Für einen Vater kann die rechtliche Zuordnung dagegen relevant sein - vor allem, weil an ihr auch die Möglichkeit für das Sorgerecht hängt. Der Verein Väteraufbruch für Kinder ist der Ansicht, dass einem leiblichen Vater das Sorgerecht vorrangig vor einem rein sozialen Vater zustehen sollte.

„Zumindest wenn dieser sich, seit Kenntnis seiner leiblichen Vaterschaft, nachhaltig um den Kontakt zum Kind bemüht und keine Gefahr für das Kind von ihm ausgeht“, teilt Elmar Riedel vom Bundesvorstand mit. „Den leiblichen, nicht-rechtlichen Vater auf das Umgangsrecht zu verweisen, wird der Vater-Kind-Beziehung nicht gerecht.“

Um Kontakt bemühen - das tut auch der Vater, mit dem sich das Bundesverfassungsgericht befasst. Sein Recht auf Umgang mit seinem Sohn musste er schon mehrmals gerichtlich durchsetzen.

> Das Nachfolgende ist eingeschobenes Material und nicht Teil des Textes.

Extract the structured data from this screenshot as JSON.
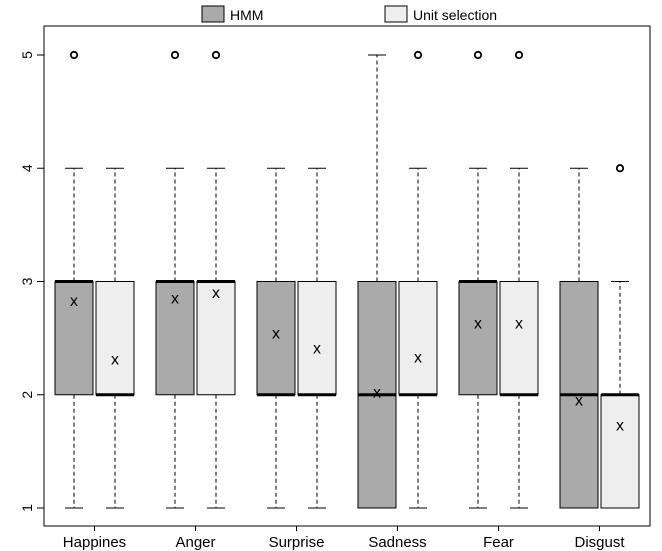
{
  "chart_data": {
    "type": "boxplot",
    "categories": [
      "Happines",
      "Anger",
      "Surprise",
      "Sadness",
      "Fear",
      "Disgust"
    ],
    "ylim": [
      1,
      5
    ],
    "yticks": [
      "1",
      "2",
      "3",
      "4",
      "5"
    ],
    "legend": {
      "position": "top",
      "items": [
        "HMM",
        "Unit selection"
      ]
    },
    "colors": {
      "HMM": "#aaaaaa",
      "Unit selection": "#eeeeee"
    },
    "mean_marker": "x",
    "series": [
      {
        "name": "HMM",
        "boxes": [
          {
            "whisker_low": 1,
            "q1": 2,
            "median": 3,
            "q3": 3,
            "whisker_high": 4,
            "mean": 2.83,
            "outliers": [
              5
            ]
          },
          {
            "whisker_low": 1,
            "q1": 2,
            "median": 3,
            "q3": 3,
            "whisker_high": 4,
            "mean": 2.85,
            "outliers": [
              5
            ]
          },
          {
            "whisker_low": 1,
            "q1": 2,
            "median": 2,
            "q3": 3,
            "whisker_high": 4,
            "mean": 2.54,
            "outliers": []
          },
          {
            "whisker_low": 1,
            "q1": 1,
            "median": 2,
            "q3": 3,
            "whisker_high": 5,
            "mean": 2.02,
            "outliers": []
          },
          {
            "whisker_low": 1,
            "q1": 2,
            "median": 3,
            "q3": 3,
            "whisker_high": 4,
            "mean": 2.63,
            "outliers": [
              5
            ]
          },
          {
            "whisker_low": 1,
            "q1": 1,
            "median": 2,
            "q3": 3,
            "whisker_high": 4,
            "mean": 1.95,
            "outliers": []
          }
        ]
      },
      {
        "name": "Unit selection",
        "boxes": [
          {
            "whisker_low": 1,
            "q1": 2,
            "median": 2,
            "q3": 3,
            "whisker_high": 4,
            "mean": 2.31,
            "outliers": []
          },
          {
            "whisker_low": 1,
            "q1": 2,
            "median": 3,
            "q3": 3,
            "whisker_high": 4,
            "mean": 2.9,
            "outliers": [
              5
            ]
          },
          {
            "whisker_low": 1,
            "q1": 2,
            "median": 2,
            "q3": 3,
            "whisker_high": 4,
            "mean": 2.41,
            "outliers": []
          },
          {
            "whisker_low": 1,
            "q1": 2,
            "median": 2,
            "q3": 3,
            "whisker_high": 4,
            "mean": 2.33,
            "outliers": [
              5
            ]
          },
          {
            "whisker_low": 1,
            "q1": 2,
            "median": 2,
            "q3": 3,
            "whisker_high": 4,
            "mean": 2.63,
            "outliers": [
              5
            ]
          },
          {
            "whisker_low": 1,
            "q1": 1,
            "median": 2,
            "q3": 2,
            "whisker_high": 3,
            "mean": 1.73,
            "outliers": [
              4
            ]
          }
        ]
      }
    ]
  }
}
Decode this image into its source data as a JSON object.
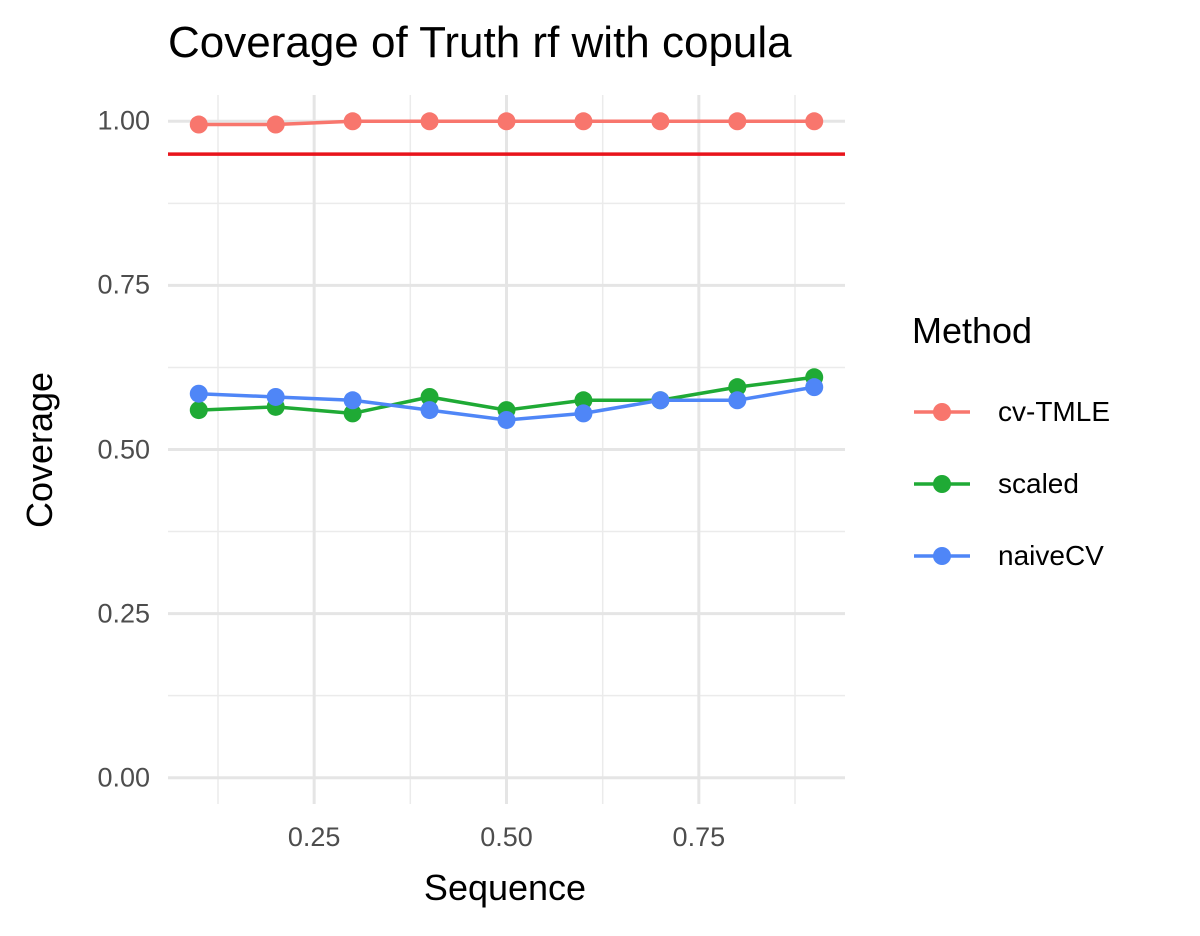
{
  "chart_data": {
    "type": "line",
    "title": "Coverage of Truth rf with copula",
    "xlabel": "Sequence",
    "ylabel": "Coverage",
    "xlim": [
      0.06,
      0.94
    ],
    "ylim": [
      -0.04,
      1.04
    ],
    "x_ticks": [
      "0.25",
      "0.50",
      "0.75"
    ],
    "x_tick_values": [
      0.25,
      0.5,
      0.75
    ],
    "y_ticks": [
      "0.00",
      "0.25",
      "0.50",
      "0.75",
      "1.00"
    ],
    "y_tick_values": [
      0,
      0.25,
      0.5,
      0.75,
      1.0
    ],
    "grid": true,
    "legend_title": "Method",
    "legend_position": "right",
    "x": [
      0.1,
      0.2,
      0.3,
      0.4,
      0.5,
      0.6,
      0.7,
      0.8,
      0.9
    ],
    "series": [
      {
        "name": "cv-TMLE",
        "color": "#F8766D",
        "values": [
          0.995,
          0.995,
          1.0,
          1.0,
          1.0,
          1.0,
          1.0,
          1.0,
          1.0
        ]
      },
      {
        "name": "scaled",
        "color": "#1FAA35",
        "values": [
          0.56,
          0.565,
          0.555,
          0.58,
          0.56,
          0.575,
          0.575,
          0.595,
          0.61
        ]
      },
      {
        "name": "naiveCV",
        "color": "#4F86F7",
        "values": [
          0.585,
          0.58,
          0.575,
          0.56,
          0.545,
          0.555,
          0.575,
          0.575,
          0.595
        ]
      }
    ],
    "reference_line": {
      "y": 0.95,
      "color": "#E8141C"
    }
  }
}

Vater-Kind-Bindung ist abhängig von gemeinsamer Zeit

Für die Vater-Kind-Beziehung sei der Umgang ein zentraler Punkt, merkt Forscherin Ahnert an. „Jede Bindung ist an Zuwendung gebunden. Und dafür braucht es Zeit“, schreibt sie in ihrem Buch “Auf die Väter kommt es an“.

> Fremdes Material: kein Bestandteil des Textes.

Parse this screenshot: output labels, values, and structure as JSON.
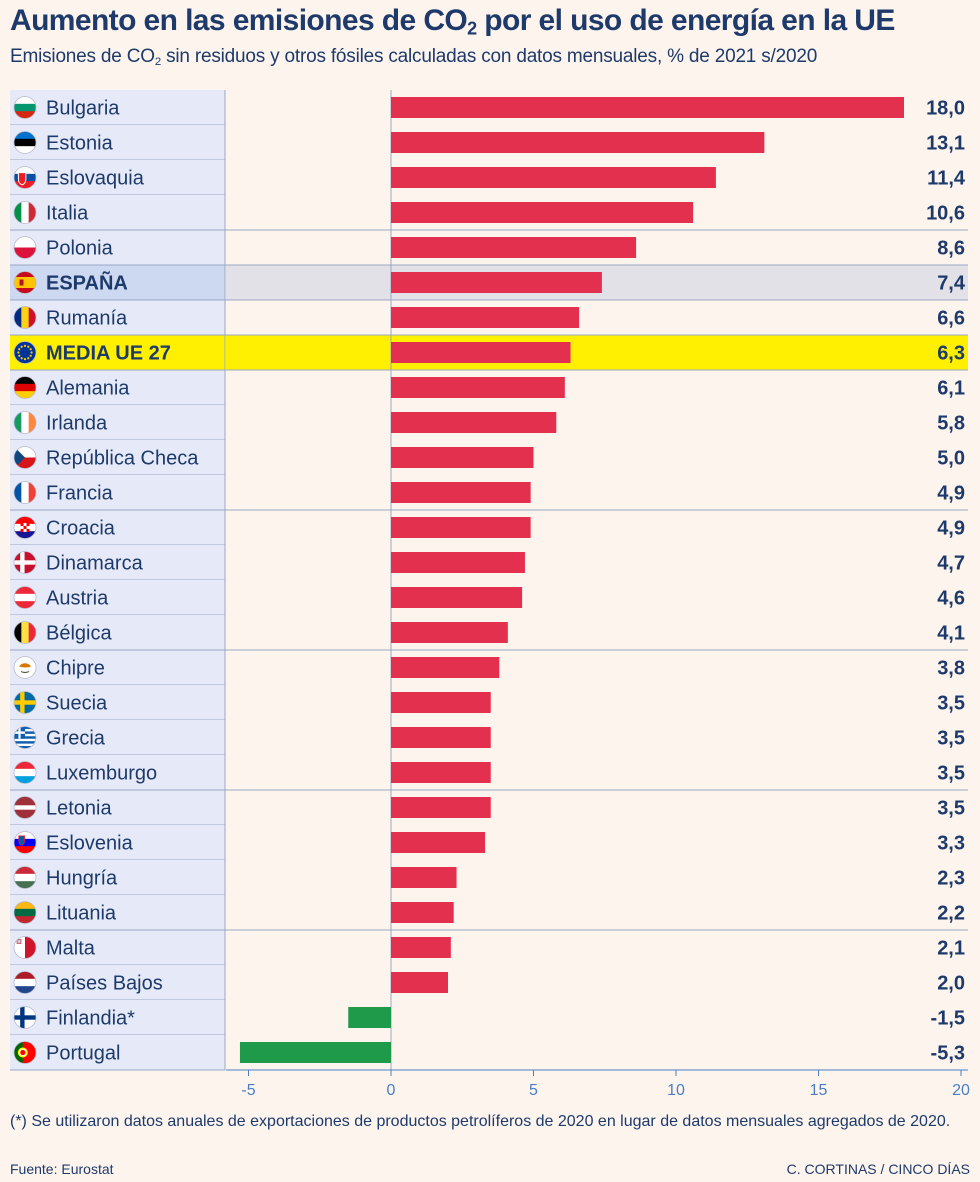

So sei auch die Vater-Kind-Bindung davon abhängig, wie viel Zeit sich ein Vater für sein Kind nimmt - und davon, wie er diese Zeit konkret verwende. Studien würden zeigen, dass die Zeit, die Väter für die Kinderbetreuung aufwenden, kontinuierlich gestiegen ist, legt Ahnert weiter dar.

In den 50er und 60er Jahren konnte ein guter Vater dagegen auch ein „abwesender Vater“ sein, solange er für finanzielle Sicherheit sorgte, sagt Sozialwissenschaftlerin Kim Bräuer.

In ihrer im Februar erschienenen Väterstudie an der TU Braunschweig zeigte sich ein neues Bild: 59,5 Prozent der Väter gaben an, dass die wichtigste Eigenschaft eines guten Vaters sei, dass er dem Kind Zuneigung schenke. Nur 1,4 Prozent sahen einen guten Vater hauptsächlich darin, dass dieser dem Kind finanzielle Sicherheit biete.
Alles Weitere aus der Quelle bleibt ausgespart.